Will returned home, made fast the
outer door, took off his boots, and went softly up
a creaking stair. Loud and steady music came from
the room where John Grimbal lay, and Blanchard smiled
when he heard it. “’Tis the snore
of a happy man with money in his purse,” he thought.
Then he stood by his mother’s door, which she
always kept ajar at night, and peeped in upon her.

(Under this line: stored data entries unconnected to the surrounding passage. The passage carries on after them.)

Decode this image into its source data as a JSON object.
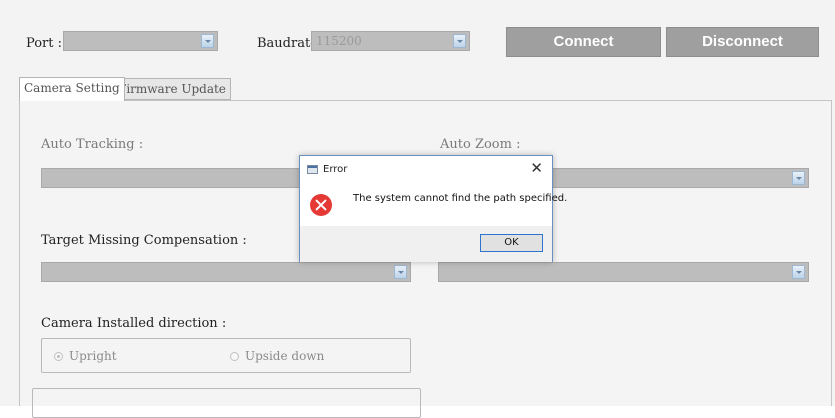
{
  "header": {
    "port_label": "Port :",
    "port_value": "",
    "baudrate_label": "Baudrate:",
    "baudrate_value": "115200",
    "connect_label": "Connect",
    "disconnect_label": "Disconnect"
  },
  "tabs": [
    {
      "label": "Camera Setting",
      "active": true
    },
    {
      "label": "Firmware Update",
      "active": false
    }
  ],
  "settings": {
    "auto_tracking_label": "Auto Tracking :",
    "auto_zoom_label": "Auto Zoom :",
    "target_missing_label": "Target Missing Compensation :",
    "installed_direction_label": "Camera Installed direction :",
    "direction_options": [
      {
        "label": "Upright",
        "selected": true
      },
      {
        "label": "Upside down",
        "selected": false
      }
    ]
  },
  "dialog": {
    "title": "Error",
    "close_glyph": "✕",
    "message": "The system cannot find the path specified.",
    "ok_label": "OK"
  },
  "colors": {
    "button_bg": "#9f9f9f",
    "error_red": "#e53935",
    "dialog_border": "#6a8fc0"
  }
}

Damaris Blanchard slumbered with one arm on the coverlet,
the other behind her head. She was a handsome
woman still, and looked younger than her eight-and-forty
years in the soft ambient light. “Muneshine
do make dear mother so purty as a queen,” said
Will to himself. And he would never wish her
“good-by,” perhaps never see her again.
He hastened with light, impulsive step into the room,
thinking just to kiss the hand on the bed, but his
mother stirred instantly and cried, “Who’s
theer?” with sleepy voice. Then she sat
up and listened a fair, grey-eyed woman
in an old-fashioned night-cap. Her son had vanished
before her eyes were opened, and now she turned and
yawned and slept again.
Will entered his own chamber near
at hand, doffed for ever the velveteen uniform of
water-keeper, and brought from a drawer an old suit
of corduroy. Next he counted his slight store
of money, set his ‘alarum’ for four o’clock,
and, fifteen minutes later, was in bed and asleep,
the time then being a little after midnight.